In November 1994, GRT Group (which later became FirstGroup) bought Reiver Ventures for £2.4m. GRT had purchased neighbouring Eastern Scottish (now trading as SMT once more) the previous month, and with its ownership of Midland Bluebird (the old Midland Scottish), GRT operated across a substantial part of central Scotland, from Oban in the west coast to the border with England. Reorganisation of the three companies quickly followed, breaking SMT in two and merging the parts with Midland and Lowland. As a result, Lowland inherited SMT's Dalkeith and Musselburgh depots in 1996. This changed the focus of the company from a rural operator serving the Borders to one dominated by suburban services around Edinburgh, and coincided with the start of a gradual retrenchment in the south which eventually resulted in the closure of all of the Borders depots except Galashiels.

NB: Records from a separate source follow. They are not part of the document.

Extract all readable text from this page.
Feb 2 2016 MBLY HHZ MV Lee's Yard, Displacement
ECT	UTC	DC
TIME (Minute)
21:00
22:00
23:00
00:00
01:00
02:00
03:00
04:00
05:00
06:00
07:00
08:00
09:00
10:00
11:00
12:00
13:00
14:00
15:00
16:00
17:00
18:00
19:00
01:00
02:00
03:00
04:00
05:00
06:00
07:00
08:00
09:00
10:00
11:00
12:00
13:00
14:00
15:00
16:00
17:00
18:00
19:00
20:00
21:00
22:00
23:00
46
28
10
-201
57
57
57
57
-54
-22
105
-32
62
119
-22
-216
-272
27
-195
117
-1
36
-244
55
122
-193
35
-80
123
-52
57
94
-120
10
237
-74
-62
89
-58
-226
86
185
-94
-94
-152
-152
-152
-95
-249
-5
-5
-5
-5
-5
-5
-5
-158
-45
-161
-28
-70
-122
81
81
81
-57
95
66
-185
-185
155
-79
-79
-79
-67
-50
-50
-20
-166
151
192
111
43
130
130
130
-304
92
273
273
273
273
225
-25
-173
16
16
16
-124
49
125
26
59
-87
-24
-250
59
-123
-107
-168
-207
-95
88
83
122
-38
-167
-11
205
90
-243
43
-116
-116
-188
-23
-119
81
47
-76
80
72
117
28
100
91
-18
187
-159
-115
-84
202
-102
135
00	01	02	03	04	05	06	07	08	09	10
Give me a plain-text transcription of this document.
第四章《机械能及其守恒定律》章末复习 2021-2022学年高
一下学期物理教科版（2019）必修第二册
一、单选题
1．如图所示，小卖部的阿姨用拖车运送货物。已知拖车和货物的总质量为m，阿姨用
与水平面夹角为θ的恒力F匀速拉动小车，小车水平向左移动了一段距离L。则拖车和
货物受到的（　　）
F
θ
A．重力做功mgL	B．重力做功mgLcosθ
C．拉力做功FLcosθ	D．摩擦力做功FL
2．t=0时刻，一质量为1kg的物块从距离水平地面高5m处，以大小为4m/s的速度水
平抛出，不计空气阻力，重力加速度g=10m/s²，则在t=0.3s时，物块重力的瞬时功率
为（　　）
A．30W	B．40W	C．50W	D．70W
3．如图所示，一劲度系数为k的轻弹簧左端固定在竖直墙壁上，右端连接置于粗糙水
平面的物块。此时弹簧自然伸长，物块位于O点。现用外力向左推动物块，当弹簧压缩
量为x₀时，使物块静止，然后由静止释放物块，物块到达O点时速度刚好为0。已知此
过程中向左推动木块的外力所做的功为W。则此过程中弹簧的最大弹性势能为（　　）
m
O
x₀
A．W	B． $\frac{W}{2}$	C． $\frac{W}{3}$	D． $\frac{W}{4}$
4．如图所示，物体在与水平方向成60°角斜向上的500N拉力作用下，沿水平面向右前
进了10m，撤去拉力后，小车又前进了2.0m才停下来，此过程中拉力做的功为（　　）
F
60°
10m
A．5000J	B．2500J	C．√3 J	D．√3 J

When the 'First' corporate style was introduced, the trading names First Lowland and First SMT were used, the latter being restricted to the former SMT operations around Edinburgh. A final round of reorganisation in 1999 saw Lowland Omnibuses absorbed into Midland Bluebird Ltd and a new company, First Edinburgh Ltd.

Subsequently FirstGroup has divested itself of all its operations in the Borders. Borders Buses now cover virtually all the major routes once run by Lowland, with the exception of those in East Lothian.